30 mars 2013 | Pierre Vallée | Arts visuels
La collection du Musée des beaux-arts de Sherbrooke comprend l’œuvre Nulle part/ailleurs, 2002, de Michel Goulet, qui est installée sur les rives du lac des Nations, au centre-ville de Sherbrooke.
Photo : Musée des Beaux-Arts de Sherbrooke La collection du Musée des beaux-arts de Sherbrooke comprend l’œuvre Nulle part/ailleurs, 2002, de Michel Goulet, qui est installée sur les rives du lac des Nations, au centre-ville de Sherbrooke.
Ce texte fait partie d'un cahier spécial.

Fondé en 1982, le Musée des beaux-arts de Sherbrooke (MBAS) loge depuis 1996 dans l’ancien édifice de l’Eastern Township Bank, situé au centre-ville de Sherbrooke. Un édifice patrimonial tout à fait approprié pour la mission de cet établissement muséal.


« La mission du Musée des beaux-arts de Sherbrooke est évidemment de promouvoir les beaux-arts, explique Sarah Boucher, conservatrice du MBAS. Mais cette mission se raffine parce que nous avons aussi le mandat de mettre de l’avant soit les artistes issus des Cantons-de-l’Est, soit les artistes venus d’ailleurs mais dont les oeuvres reflètent la région des Cantons-de-l’Est. »

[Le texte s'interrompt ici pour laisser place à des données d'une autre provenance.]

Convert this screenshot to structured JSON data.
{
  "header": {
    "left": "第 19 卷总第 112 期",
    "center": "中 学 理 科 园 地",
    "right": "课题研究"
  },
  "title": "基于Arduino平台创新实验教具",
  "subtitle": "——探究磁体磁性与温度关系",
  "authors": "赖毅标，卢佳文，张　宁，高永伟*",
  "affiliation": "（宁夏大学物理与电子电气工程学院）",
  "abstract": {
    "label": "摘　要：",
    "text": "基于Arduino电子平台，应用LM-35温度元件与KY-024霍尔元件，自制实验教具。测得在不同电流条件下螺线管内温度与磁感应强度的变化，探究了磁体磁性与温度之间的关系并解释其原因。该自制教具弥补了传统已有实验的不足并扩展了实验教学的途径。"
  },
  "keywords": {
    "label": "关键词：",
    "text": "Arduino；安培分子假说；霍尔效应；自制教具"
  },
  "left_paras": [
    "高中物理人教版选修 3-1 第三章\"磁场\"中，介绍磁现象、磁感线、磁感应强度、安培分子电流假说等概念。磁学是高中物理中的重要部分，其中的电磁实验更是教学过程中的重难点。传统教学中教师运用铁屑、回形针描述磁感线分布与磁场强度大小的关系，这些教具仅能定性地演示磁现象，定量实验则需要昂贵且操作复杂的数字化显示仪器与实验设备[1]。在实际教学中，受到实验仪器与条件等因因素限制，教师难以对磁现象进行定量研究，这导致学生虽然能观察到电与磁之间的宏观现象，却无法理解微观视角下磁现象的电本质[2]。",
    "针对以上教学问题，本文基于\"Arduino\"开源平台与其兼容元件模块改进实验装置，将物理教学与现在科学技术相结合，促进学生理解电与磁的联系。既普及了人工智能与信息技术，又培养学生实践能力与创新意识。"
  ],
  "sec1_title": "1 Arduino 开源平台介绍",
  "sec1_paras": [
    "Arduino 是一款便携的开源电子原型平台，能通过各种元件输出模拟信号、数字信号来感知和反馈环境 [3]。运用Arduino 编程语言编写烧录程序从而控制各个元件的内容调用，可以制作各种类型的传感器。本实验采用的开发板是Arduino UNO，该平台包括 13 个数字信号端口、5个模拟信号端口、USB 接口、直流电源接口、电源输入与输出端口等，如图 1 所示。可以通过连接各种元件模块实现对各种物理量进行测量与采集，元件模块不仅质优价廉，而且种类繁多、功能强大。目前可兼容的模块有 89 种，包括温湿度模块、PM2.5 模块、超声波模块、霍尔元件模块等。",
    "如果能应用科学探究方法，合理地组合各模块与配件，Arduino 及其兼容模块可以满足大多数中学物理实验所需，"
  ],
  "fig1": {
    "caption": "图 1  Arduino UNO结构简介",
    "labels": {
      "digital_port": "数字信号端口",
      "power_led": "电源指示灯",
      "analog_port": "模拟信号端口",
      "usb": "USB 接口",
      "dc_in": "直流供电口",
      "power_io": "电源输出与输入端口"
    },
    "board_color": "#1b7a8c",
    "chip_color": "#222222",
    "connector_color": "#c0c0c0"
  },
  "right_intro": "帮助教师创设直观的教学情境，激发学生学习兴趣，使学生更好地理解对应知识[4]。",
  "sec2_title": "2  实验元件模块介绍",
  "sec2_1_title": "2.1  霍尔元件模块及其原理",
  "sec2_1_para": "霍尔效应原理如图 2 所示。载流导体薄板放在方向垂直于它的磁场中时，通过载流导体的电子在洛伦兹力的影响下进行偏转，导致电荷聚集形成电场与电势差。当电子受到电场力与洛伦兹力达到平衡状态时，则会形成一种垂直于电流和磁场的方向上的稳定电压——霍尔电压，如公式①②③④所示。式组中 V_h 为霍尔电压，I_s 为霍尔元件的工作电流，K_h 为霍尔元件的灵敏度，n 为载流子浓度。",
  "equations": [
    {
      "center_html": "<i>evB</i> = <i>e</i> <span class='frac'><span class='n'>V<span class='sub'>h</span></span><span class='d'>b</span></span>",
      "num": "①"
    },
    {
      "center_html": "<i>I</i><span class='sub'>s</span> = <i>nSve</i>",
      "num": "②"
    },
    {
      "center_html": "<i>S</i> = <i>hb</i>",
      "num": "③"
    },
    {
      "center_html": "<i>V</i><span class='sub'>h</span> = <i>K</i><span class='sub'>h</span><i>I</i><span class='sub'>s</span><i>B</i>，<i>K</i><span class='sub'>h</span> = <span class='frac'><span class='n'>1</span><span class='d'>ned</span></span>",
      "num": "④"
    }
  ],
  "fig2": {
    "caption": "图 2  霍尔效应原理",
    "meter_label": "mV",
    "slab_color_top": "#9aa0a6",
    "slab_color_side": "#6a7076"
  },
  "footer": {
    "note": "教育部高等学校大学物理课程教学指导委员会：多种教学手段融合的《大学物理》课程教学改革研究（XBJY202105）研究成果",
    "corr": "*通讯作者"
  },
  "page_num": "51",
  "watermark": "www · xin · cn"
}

Le MBAS possède trois salles d’exposition, dont l’une est consacrée à la collection permanente, qui compte aujourd’hui 4700 oeuvres. Faute d’espace, seulement 60 oeuvres peuvent y être présentées. « Nous travaillons présentement sur un projet de développement qui nous donnerait plus d’espace d’exposition. » La collection permanente est toujours présentée selon une thématique précise. Celle qui a cours présentement s’intitule « Espaces et paysages ». « Le choix de thématiques différentes nous permet de faire une rotation dans la présentation des oeuvres de la collection permanente. »

 

Au menu cet été


Les deux autres salles servent à accueillir les expositions temporaires. Avis aux amateurs de soccer, car le MBAS y présente cet été Zidane, un portrait du XXIe siècle. « Comme Sherbrooke est l’hôtesse des Jeux du Canada, nous voulions une exposition portant sur les sports. » Cette dernière est en fait un film, signé Douglas Gordon et Philippe Parreno, où le célèbre footballeur est suivi par 18 caméras à haute définition lors d’un match du Real Madrid.